The most common bacterial pathogens are Pseudomonas aeruginosa (58%) and Staphylococcus aureus (18%). Other pathogens may include Proteus mirabilis (4%), Streptococcus pyogenes (2%), Escherichia coli (2%), Enterococcus sp. (2%), and Aspergillus sp. (2%).
Pseudomonas aeruginosa is found in warm water (e.g., hot tubs or swimming pools in hot regions) and is resistant to chlorine. Otitis externa is a common disease in the context of bathing vacations (“bathotitis”).
The disease occurs more frequently in hot and humid climates.

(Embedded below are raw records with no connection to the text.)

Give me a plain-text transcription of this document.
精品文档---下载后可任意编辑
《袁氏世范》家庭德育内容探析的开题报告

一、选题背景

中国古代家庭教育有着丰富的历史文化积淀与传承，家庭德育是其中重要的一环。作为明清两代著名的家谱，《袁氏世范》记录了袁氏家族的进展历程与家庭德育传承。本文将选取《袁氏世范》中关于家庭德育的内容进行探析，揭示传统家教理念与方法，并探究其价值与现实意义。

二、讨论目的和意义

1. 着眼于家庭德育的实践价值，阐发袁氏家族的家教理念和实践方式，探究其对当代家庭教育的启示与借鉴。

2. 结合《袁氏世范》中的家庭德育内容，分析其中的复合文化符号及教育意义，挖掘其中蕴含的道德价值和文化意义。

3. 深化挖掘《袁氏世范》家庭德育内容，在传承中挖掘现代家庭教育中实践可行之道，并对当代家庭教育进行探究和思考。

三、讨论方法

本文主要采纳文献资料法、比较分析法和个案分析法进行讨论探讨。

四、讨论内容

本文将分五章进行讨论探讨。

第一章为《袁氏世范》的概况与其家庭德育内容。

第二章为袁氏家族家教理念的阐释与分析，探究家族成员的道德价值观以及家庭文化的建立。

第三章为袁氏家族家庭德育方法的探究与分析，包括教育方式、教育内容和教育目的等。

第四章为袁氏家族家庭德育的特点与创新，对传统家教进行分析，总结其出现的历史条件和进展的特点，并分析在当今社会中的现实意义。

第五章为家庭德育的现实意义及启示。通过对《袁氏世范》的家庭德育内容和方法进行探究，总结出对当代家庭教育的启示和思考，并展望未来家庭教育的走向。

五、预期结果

The pathogen enters the body parenterally (the pathogen does not penetrate through the intestine, but enters through the smallest injuries of the skin (percutaneous infection), caused for example by incorrect cleaning with cotton swabs).
The following forms of otitis externa can be distinguished:
- Otitis externa diffusa (eczema of the ear canal) – weeping and dry form.
- Otitis externa circumscripta (auditory canal furuncle).
- Otitis externa necroticans (malignant otitis externa) – necrotizing inflammation of the auditory canal, which spreads to the bone and cranial nerves.
Otitis externa is clustered in children, diabetics and wearers of hearing aids.
Frequency peak: the maximum incidence of otitis externa is between the ages of 7 and 12 years in children, between the ages of 45 and 54 years in women and between the ages of 65 and 74 years in men.
The lifetime prevalence (disease incidence throughout life) is 10% (in Germany).
Course and prognosis: The disease is usually painful and protracted. In 10% of cases, both external auditory canals are affected. Prompt diagnosis and specific therapy are necessary to prevent progression of acute otitis externa to the chronic or malignant form. In the course of otitis externa, the infection can spread, for example, to the surrounding soft tissue or to the eardrum. However, the disease usually heals without complications.